Because it’s a big planet, these search options work not only for English, but also for hundreds of international languages via Unicode. After a search request, the search engine can rank the retrieved data by relevance based on the density and scarcity of search terms. This means that if you are looking for planets, asteroids Where comets, and planets and asteroids are all over the data, but comets are much rarer, so comets will get a higher relevance score. More dense mentions of comets inside a single document or email will rank even higher.
The search engine offers several sorting options, not only by relevance, but also by file name, file location, and other metadata information.

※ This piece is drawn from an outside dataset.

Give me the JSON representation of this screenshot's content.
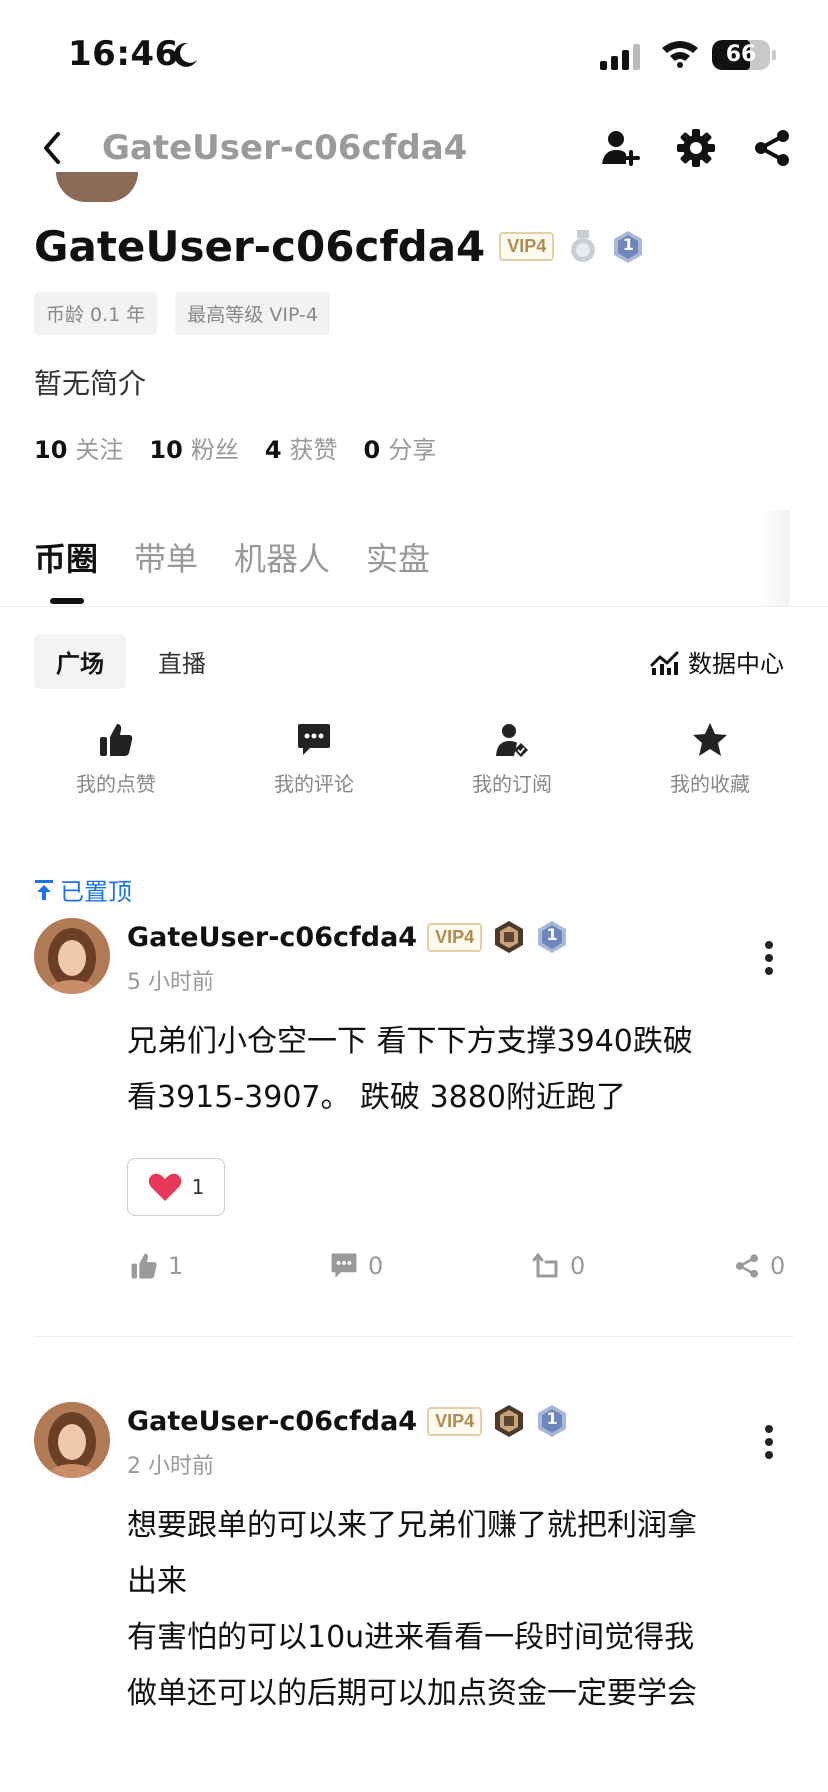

Each sort option is like a different window in the data, and you can instantly re-sort with just one click. After a search request, the search engine can display the full text of recovered files, emails and others with highlighted hits.
But the Earth is spinning and business data is changing. Fortunately, the search engine can engage in constant automatic updates of the index. Rather than reindexing everything from scratch, index updates can only take into account new files, deleted files, or files with new changes. Importantly, automatic updates can be performed * without * affecting simultaneous search.
A caching option further allows the indexer to save a full copy of the original files, emails, etc. as part of the index itself. With caching, the search engine can still display the recovered files even if the originals are not available. This way, even if some data is disconnected, searching with highlighted hits can continue without interruption.
Life is a little sweeter for the rest of us stuck here on earth.
Elizabeth Thede is Director of Sales at dtSearch Corp. The company offers enterprise and development products that work “on premise” or in the cloud to instantly search terabytes with more than 25 search options. DtSearch’s own document filters support files, email, databases, and web data. dtSearch features a beta multithreaded indexer to dramatically increase indexing speed on 64-bit multicore Windows systems. The 64-bit multithreaded indexer speed increase works for new index builds as well as for incremental index updates. (For existing dtSearch users, the multithreaded indexer does not affect the format of the index itself, maintaining backward compatibility.)